Drew hizo una mueca. No podía ser… La niña no era morena. No se parecía a Mitch. Era muy blanquita, rubia, con los ojos pardos del color de la dehesa. Su falda vaquera, sus zapatillas de marca y su camiseta dos tallas más grandes, disimulaban muy bien su tullimiento. La pequeña tendía a ocultar la falta de su brazo derecho. Cuando Drew se acercaba, la pequeña escondía su manquedad. Se protegía y se giraba. Lo que Drew estaba pensando no podía ser cierto. Sería el colmo, algo imposible de creer. Esa niña no podía ser… No podía ser.

—Te toca.

—¿Cómo? Ah, sí… —Drew se había agachado para hablar con ella. Salió de su aturdimiento cuando la pequeña le tocó la frente con un dedo—. Es… maravilloso que puedas hacer eso. El que esté cerca de ti estará a salvo. —Drew recordó a su amigo Nehemías Mile, el cura. ¿Dónde estaba? ¿Se encontraba en el barco? Desde allí no podía verlo.

Quizás Mitch lo supiera.

—Te toca —repitió la niña—. ¡Venga, deprisa, que me va a llamar mi padre!

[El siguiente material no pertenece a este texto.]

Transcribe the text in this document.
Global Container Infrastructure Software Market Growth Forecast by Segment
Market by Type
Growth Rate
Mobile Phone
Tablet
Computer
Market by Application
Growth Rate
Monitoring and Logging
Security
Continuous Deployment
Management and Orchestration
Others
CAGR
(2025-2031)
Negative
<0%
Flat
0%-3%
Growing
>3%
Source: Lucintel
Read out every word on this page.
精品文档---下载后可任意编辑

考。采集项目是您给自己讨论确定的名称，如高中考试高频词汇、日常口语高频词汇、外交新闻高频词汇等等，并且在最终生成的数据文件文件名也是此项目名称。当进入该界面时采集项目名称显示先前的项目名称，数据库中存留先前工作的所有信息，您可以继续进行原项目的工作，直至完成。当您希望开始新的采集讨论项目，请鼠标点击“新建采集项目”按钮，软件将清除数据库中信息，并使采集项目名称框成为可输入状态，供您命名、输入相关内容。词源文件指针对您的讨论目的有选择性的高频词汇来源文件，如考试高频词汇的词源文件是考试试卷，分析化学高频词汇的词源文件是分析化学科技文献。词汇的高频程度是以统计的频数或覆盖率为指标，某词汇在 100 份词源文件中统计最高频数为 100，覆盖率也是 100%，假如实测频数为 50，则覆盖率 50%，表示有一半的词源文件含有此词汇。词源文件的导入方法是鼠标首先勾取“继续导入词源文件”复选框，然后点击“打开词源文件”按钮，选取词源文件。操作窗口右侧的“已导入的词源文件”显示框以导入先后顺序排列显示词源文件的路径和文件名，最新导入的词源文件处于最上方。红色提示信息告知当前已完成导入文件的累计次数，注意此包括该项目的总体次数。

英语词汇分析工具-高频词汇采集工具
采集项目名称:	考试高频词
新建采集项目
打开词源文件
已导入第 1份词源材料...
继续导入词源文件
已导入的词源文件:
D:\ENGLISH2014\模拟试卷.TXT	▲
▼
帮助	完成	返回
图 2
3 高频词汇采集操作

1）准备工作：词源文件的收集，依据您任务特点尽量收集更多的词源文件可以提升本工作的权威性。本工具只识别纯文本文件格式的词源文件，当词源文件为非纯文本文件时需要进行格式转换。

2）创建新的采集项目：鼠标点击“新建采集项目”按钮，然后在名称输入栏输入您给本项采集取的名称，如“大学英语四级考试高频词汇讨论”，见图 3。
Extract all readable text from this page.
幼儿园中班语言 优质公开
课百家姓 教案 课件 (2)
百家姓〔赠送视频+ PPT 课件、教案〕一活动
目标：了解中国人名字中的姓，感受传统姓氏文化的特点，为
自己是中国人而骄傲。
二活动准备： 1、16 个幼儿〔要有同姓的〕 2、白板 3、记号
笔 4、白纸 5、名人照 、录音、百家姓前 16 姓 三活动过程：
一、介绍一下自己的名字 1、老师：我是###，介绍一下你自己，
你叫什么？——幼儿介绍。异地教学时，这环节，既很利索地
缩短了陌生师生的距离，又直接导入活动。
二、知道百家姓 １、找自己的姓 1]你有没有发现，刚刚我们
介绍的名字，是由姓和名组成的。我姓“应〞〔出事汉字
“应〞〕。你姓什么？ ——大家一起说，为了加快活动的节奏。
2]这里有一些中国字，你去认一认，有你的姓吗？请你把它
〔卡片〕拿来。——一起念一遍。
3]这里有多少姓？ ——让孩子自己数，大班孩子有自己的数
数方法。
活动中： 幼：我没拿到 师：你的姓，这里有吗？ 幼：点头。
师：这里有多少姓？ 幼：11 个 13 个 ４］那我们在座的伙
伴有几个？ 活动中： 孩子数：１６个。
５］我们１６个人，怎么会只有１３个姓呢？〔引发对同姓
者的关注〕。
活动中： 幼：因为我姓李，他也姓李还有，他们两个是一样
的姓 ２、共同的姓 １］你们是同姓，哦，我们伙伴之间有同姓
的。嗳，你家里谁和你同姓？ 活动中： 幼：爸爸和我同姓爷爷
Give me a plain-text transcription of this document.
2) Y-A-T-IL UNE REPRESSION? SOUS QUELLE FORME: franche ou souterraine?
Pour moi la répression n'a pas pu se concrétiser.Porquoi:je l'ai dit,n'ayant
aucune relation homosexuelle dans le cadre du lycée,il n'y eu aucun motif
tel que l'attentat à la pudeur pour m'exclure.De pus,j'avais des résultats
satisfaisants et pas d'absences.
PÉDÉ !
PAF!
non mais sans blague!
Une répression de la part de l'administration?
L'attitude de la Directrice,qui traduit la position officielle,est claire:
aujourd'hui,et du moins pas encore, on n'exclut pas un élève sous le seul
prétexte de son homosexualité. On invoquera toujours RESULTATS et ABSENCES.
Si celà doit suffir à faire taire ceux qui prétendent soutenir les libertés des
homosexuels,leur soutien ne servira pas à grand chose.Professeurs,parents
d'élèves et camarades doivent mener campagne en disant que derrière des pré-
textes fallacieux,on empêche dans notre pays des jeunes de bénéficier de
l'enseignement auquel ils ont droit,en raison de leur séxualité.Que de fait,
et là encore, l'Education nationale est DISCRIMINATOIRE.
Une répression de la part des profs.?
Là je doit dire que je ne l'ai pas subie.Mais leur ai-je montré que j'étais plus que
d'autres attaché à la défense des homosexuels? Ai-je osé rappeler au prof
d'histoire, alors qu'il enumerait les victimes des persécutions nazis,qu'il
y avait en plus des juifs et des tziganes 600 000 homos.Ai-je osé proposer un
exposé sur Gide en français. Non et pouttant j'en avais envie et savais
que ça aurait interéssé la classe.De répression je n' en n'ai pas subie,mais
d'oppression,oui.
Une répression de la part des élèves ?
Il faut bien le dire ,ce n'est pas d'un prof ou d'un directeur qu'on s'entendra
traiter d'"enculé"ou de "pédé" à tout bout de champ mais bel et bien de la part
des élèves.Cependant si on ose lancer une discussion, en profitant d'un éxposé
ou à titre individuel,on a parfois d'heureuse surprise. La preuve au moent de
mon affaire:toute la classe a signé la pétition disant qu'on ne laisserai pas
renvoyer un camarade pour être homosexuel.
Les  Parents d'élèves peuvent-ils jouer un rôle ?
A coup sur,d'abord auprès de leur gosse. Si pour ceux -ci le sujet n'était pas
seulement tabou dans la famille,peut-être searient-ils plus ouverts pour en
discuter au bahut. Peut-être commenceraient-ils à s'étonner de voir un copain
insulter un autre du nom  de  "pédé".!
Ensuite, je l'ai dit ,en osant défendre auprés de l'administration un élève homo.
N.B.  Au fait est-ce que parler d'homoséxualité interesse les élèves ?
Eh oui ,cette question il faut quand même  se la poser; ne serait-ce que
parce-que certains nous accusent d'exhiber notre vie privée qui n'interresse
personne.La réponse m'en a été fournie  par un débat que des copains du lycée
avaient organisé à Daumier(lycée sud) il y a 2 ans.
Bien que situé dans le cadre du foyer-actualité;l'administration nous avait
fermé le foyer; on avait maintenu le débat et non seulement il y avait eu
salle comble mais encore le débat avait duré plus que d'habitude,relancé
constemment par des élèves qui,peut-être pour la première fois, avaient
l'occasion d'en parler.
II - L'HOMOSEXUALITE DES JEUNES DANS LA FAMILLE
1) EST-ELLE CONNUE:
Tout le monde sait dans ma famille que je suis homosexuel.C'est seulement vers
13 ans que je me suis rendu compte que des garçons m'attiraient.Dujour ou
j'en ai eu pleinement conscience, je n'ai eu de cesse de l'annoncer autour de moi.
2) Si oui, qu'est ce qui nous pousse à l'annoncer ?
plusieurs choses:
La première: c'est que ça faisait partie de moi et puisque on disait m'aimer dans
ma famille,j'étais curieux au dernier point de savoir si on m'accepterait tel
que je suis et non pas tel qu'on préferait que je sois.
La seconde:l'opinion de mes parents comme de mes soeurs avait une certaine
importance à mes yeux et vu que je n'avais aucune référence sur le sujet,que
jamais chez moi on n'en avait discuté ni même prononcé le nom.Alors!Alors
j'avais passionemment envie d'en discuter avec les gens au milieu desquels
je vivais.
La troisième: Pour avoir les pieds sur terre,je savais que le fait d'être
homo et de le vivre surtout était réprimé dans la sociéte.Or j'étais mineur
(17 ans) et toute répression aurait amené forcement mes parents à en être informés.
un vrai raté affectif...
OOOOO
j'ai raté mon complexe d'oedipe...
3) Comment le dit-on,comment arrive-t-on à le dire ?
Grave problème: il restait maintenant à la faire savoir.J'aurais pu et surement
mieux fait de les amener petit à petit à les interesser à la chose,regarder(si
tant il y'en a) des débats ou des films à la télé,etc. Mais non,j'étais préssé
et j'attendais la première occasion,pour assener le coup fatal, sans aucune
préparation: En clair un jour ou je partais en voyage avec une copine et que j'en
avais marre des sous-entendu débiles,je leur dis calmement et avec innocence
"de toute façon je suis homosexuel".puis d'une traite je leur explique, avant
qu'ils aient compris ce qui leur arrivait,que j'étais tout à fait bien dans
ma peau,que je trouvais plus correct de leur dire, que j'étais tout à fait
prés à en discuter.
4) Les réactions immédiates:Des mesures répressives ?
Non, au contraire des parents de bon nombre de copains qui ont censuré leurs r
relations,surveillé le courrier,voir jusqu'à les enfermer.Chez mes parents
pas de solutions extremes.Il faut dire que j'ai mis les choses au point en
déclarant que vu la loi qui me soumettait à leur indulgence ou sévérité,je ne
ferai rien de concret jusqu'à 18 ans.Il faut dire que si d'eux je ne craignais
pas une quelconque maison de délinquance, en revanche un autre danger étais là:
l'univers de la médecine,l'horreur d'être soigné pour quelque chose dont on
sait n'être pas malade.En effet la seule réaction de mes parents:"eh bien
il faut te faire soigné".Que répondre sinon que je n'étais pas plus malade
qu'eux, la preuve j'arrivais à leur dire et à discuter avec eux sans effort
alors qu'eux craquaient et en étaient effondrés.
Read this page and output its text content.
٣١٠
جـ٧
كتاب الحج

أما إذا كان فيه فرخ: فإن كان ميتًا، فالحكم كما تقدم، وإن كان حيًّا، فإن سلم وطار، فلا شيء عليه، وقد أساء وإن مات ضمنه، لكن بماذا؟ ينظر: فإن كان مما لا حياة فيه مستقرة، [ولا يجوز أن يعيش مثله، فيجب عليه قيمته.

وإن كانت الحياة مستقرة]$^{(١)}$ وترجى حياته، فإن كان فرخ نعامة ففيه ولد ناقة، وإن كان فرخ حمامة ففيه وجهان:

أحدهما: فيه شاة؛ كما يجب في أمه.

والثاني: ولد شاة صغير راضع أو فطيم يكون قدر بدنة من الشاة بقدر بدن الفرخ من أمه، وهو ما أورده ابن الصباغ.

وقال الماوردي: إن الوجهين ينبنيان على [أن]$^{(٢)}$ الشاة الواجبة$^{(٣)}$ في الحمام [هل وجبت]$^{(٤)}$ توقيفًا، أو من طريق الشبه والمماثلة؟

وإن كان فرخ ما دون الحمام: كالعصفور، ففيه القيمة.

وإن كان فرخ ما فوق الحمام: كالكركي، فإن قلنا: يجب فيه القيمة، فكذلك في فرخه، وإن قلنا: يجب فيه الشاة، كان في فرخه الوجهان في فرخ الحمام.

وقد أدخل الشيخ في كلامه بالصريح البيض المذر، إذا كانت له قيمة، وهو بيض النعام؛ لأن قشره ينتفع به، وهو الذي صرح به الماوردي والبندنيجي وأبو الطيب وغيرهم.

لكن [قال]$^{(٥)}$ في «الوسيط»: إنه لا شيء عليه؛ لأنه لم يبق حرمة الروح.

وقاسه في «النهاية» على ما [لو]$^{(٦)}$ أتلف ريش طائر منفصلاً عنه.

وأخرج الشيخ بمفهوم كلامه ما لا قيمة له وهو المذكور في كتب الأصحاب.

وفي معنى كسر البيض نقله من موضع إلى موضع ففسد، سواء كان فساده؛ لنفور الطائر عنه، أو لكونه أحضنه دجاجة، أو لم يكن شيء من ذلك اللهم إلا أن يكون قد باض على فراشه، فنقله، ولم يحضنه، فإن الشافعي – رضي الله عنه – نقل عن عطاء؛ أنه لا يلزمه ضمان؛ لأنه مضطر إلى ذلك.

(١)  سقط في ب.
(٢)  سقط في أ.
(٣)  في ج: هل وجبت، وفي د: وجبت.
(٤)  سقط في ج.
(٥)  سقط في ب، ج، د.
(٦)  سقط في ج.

—Voy a adivinar algo sobre ti.

—¿Sobre mí o sobre mi padre?

—Sobre ti. Viendo esos ojos tan bonitos que tienes, aseguraría que tu nombre empieza por S.

La niña rio y se tocó la barriga.

—¿No? —se preguntó Drew—. ¿No es cierto?

—Vaya poder más malo que tienes… —Volvió a reír la niña— La primera en la frente —dijo, golpeándosela y riendo.

Drew recordó haber oído esa misma frase en boca de Mitch. Estaba segura de que eran ellos. ¿Pero entonces…?

—La primera en la frente —repitió Drew—. Una expresión que usa mucho tu padre.

La pequeña dejó de reír y la miró con suspense directamente a los ojos.

—Eso sí es verdad. Pero no es difícil de adivinar —replicó.

—Cierto. Está bien, me has pillado. Mis poderes son muy malos. ¿Me dices cómo te llamas entonces?

Drew levantó la cabeza hacia el pasillo. Mitch las estaba observando. Tenía la mano sobre la frente como si no pudiese creer lo que estaba viendo. Drew sintió cómo se posaban en ella aquellos dulces ojos negros que le volvieron loca una vez. Siempre le gustó como la miraba ese hombre. Acechaban su silueta adulterada por el paso del tiempo, su pelo blanco y corto, las interminables lágrimas de su cara.

«¿Eres tú?», murmuraban los labios del hombre.

«Mitch, amor mío», los de la mujer.

Notó que el barco comenzó a moverse. En el camarote empezó a sonar un fino hilo musical. Una canción que les había perseguido todo el tiempo. Una canción que hablaba de estar triste, de alejarse de las nubes negras, de la pérdida de tiempo, de las sonrisas gratuitas de color arco iris…, pero, sobre todo, de encontrar el camino a casa.

La niña aún no había reparado en que su padre estaba detrás.

—Me llamo Rotten —dijo la pequeña.

Así que quizás mañana encontraremos el camino a casa, decía la canción.